Eigentlich hätte es das noch immer sein sollen, denn friedlich und unverrückbar wie eh und je stand das Haus da, duckte sich in den Schatten von St. Edward's, einem Relikt aus normannischer Zeit mit hoch aufragenden grauen Mauern, einem langen Kirchenschiff und einem quadratischen Glockenturm, der allenfalls noch von Foxgrove übertrumpft wurde, dem nicht weit entfernten Anwesen des Earl of Roxley.

Doch seit Tabithas Vater vor zwei Jahren einem Herzleiden erlegen war und ihr Onkel seinen Platz als Vikar eingenommen hatte, war aus Tabithas geliebtem Elternhaus ein trostloser Ort geworden.

Immerhin, so sagte sich Tabitha, gestand man ihr noch zu, an den Treffen der Gesellschaft zur Besserung und Bekehrung Kemptons teilzunehmen - und sei es nur, weil Tante Allegra es eine Zumutung fand, selbst von Tür zu Tür zu gehen und die zahlreichen unverheirateten alten Damen des Dorfes mit milden Gaben zu beglücken.

Während sie die Meadow Lane hinabschlenderten, einen schmalen Feldweg, der vom Pfarrhaus zur High Street führte, plauderte Daphne unablässig und brachte Tabitha in Sachen Dorfklatsch auf den neuesten Stand.

"... Lady Essex wird Louisa und Lavinia das niemals durchgehen lassen. Die Wimpel für den Mittsommerball waren schon immer lavendelblau, Punkt. Apfelgrün, also ich bitte dich!"

Tabitha lächelte still und ließ sich von dem scheinbar belanglosen Geplauder umfangen, das Balsam für ihre Seele war. Wenn sie mit Daphne zusammen war oder an den wöchentlichen Treffen der Gesellschaft teilnahm, vergaß sie beinah, dass nicht mehr alles so war wie früher und dass ihr einst so beschauliches Leben sich von Grund auf verändert hatte.

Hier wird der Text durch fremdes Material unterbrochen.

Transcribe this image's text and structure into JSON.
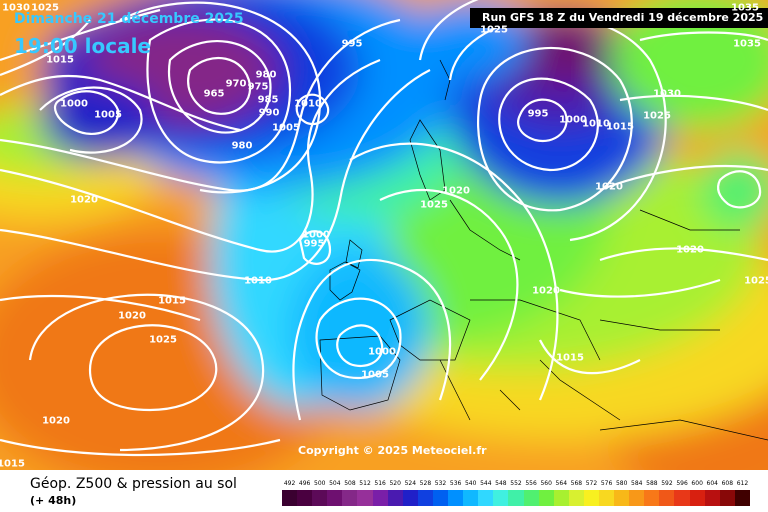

"... gestern habe ich den Zwillingen sogar noch einen Besuch abgestattet und sie zu überzeugen versucht, dass sie Lady Essex nur noch mehr gegen sich aufbringen werden, wenn sie darauf beharren." Daphne seufzte resigniert. "Aber nein, Louisa und Lavinia waren schon immer auf Ärger aus, oder?"

Tabitha sah ihre Freundin an. "Dachtest du wirklich, du könntest die beiden umstimmen?"